Everything You Need To Know About Wi-Fi 6
Maximum PC|November 2019
Wi-Fi 6 is coming and promises big things for our wireless networks.Here’s what to expect.
Matt Hanson

Wi-Fi 6 is probably the most exciting thing to happen to your wireless network in 2019. You’ll probably start to hear the term increasingly bandied about by router makers and ISPs as we approach its launch, but what exactly is Wi-Fi 6, and how can it benefit you? Here, we take a close look at what Wi-Fi 6 promises and explain the impact it can make to home networks. We’ll tell you everything you need to know about the standard, including how to upgrade your network to get the most out of the new tech.

You may have already come across Wi-Fi 6’s previous name: 802.11ax. Thankfully, the Wi-Fi Alliance, a non-profit organization that ensures Wi-Fi products meet certain standards, acknowledged that the former naming conventions were far too convoluted. As Edgar Figueroa, president and CEO of the Wi-Fi Alliance, explained: “For nearly two decades, WiFi users have had to sort through technical naming conventions to determine if their devices support the latest Wi-Fi. The Wi-Fi Alliance is excited to introduce Wi-Fi 6, and present a new naming scheme to help industry and Wi-Fi users easily understand the Wi-Fi generation supported by their device or connection.”

“Wi-Fi 6” is certainly going to be a lot easier to remember than “802.11ax,” which supersedes 802.11ac (now known as Wi-Fi 5). It brings the naming convention more in line with 3G, 4G, and 5G. Going from Wi-Fi 5 to Wi-Fi 6 is a clear upgrade—whereas it’s not clear whether 802.11ax is newer or older than 802.11ac. We’re certainly glad of this new naming convention.

If your current router is only a few years old, it’s likely to be a Wi-Fi 5 model. While Wi-Fi 6 is backward compatible with older devices, you’ll need a Wi-Fi 6 router to benefit from the full potential of the new technology.

WHEN’S IT COMING OUT?

Earlier this year, a Wi-Fi 6 certification program was announced for devices to support the new standard, stating that products need to offer several features and meet certain criteria to be Wi-Fi 6 certified, with the program starting in the third quarter of 2019—which is pretty much now.

In fact, Wi-Fi 6 capable devices were on display as early as the Consumer Electronics Show (CES) in Las Vegas in January of this year, and you might have noticed that some Wi-Fi 6 routers have already gone on sale—including the Netgear Nighthawk AX8 and AX4, TP-Link’s Archer AX6000, and the Asus RT-AX88U. These early devices generally still have the 802.11ax labeling, though.

Does that mean you can go out and buy a Wi-Fi 6 router today?

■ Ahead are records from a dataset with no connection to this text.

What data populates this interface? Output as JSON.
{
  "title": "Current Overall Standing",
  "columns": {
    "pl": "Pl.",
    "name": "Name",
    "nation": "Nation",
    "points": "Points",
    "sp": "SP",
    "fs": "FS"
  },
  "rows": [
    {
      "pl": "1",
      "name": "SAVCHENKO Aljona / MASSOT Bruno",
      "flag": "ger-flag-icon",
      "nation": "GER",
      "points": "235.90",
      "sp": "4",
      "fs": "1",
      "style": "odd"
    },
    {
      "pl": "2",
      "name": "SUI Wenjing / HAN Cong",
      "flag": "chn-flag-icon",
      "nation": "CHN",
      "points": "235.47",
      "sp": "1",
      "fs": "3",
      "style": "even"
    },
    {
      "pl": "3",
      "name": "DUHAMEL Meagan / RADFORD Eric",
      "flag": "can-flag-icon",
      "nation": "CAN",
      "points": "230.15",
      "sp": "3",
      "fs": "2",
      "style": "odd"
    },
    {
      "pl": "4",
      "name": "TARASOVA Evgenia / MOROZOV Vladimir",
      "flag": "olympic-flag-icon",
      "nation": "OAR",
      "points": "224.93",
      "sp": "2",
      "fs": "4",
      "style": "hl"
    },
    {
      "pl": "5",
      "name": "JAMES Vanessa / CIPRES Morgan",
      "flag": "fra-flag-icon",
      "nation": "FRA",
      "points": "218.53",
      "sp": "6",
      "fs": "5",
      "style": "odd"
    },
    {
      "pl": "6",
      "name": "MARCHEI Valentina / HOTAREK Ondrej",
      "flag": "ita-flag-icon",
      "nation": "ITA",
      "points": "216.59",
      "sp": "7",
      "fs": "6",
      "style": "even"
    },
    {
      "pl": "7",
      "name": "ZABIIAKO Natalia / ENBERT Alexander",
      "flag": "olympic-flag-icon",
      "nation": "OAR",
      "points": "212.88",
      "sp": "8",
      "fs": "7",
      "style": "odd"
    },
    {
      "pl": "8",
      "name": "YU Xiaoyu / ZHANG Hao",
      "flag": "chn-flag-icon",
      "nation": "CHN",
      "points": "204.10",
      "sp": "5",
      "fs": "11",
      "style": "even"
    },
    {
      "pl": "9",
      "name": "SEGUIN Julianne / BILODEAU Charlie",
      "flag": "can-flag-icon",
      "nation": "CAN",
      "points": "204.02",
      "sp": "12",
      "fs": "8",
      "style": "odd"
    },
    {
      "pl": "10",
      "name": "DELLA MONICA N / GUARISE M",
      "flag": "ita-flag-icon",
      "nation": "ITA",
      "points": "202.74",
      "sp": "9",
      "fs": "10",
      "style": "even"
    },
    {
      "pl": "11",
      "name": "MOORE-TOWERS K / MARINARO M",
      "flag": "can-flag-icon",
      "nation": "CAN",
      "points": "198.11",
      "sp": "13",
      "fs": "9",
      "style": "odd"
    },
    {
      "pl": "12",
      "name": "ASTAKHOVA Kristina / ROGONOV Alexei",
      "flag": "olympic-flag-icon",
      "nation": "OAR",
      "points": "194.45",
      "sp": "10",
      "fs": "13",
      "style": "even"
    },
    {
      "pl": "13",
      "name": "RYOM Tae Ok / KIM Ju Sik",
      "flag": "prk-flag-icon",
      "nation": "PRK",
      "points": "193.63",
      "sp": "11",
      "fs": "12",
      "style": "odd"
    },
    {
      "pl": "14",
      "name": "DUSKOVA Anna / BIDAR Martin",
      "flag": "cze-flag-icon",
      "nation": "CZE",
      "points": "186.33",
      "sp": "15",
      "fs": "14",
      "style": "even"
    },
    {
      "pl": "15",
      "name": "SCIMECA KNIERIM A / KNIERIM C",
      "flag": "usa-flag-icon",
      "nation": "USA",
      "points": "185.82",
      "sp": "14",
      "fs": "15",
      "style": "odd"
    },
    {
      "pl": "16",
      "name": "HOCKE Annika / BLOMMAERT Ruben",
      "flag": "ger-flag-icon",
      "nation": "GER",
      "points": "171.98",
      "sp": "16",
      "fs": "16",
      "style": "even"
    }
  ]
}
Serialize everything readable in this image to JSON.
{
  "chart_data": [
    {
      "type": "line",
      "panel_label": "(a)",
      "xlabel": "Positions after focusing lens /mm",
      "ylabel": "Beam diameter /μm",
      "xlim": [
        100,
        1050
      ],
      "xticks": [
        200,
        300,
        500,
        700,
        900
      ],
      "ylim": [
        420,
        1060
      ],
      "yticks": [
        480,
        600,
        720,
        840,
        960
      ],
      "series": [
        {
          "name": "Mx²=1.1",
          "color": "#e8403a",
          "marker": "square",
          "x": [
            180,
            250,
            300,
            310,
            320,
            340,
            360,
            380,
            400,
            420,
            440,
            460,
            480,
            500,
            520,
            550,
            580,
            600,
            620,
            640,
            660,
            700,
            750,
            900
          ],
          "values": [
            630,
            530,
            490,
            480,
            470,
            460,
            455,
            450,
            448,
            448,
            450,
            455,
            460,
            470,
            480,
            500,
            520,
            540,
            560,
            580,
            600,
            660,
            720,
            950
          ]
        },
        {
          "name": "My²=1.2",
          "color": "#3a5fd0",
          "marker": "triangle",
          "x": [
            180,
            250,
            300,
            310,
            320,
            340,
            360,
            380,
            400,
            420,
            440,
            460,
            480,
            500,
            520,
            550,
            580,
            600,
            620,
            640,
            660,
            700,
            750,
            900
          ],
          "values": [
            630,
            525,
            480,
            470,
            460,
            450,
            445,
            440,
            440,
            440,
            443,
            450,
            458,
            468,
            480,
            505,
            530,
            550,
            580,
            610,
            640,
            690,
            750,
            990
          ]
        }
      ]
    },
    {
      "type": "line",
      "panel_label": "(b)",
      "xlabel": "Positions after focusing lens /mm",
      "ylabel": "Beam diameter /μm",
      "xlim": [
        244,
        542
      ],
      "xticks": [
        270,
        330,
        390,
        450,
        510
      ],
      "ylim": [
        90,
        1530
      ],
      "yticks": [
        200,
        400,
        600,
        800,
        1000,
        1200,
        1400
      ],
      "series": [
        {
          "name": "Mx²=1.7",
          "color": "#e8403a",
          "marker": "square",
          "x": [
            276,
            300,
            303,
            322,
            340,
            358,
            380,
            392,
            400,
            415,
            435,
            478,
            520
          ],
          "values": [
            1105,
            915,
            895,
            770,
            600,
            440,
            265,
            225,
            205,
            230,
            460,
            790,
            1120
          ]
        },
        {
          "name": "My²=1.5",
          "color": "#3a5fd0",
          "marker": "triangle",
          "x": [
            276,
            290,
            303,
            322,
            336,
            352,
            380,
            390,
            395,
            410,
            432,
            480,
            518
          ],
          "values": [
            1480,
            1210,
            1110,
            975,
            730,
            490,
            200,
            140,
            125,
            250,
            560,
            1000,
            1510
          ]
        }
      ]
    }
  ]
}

Well, not quite. These early routers are based on the draft standard of Wi-Fi 6, which at the time of their release has not been finalized. If certain aspects of the certification change, then these early routers may miss out on features that other Wi-Fi 6-certified devices boast. As always with early adopters, it’s a risk you’ll have to take if you want the new technology as soon as possible.

WHAT DO I NEED FOR WI-FI 6?

Of course, having a Wi-Fi 6-capable router is only the first step toward benefitting from the new technology. While your older Wi-Fi products will be able to connect to a Wi-Fi 6 router, to get the features of Wi-Fi 6 (which we’ll get to in a moment), you’ll also need Wi-Fi 6-certified devices. And at the moment, those are rather thin on the ground.

The good news, though, is that we should start seeing a steady stream of Wi-Fi 6-enabled devices hitting the market. Most flagship smartphones will feature the technology—for example, the Samsung Galaxy S10 is the first smartphone with Wi-Fi 6 built in. At the moment, Wi-Fi 6 could be confined to the more expensive handsets, but hopefully that will quickly change as Wi-Fi 6 adoption grows.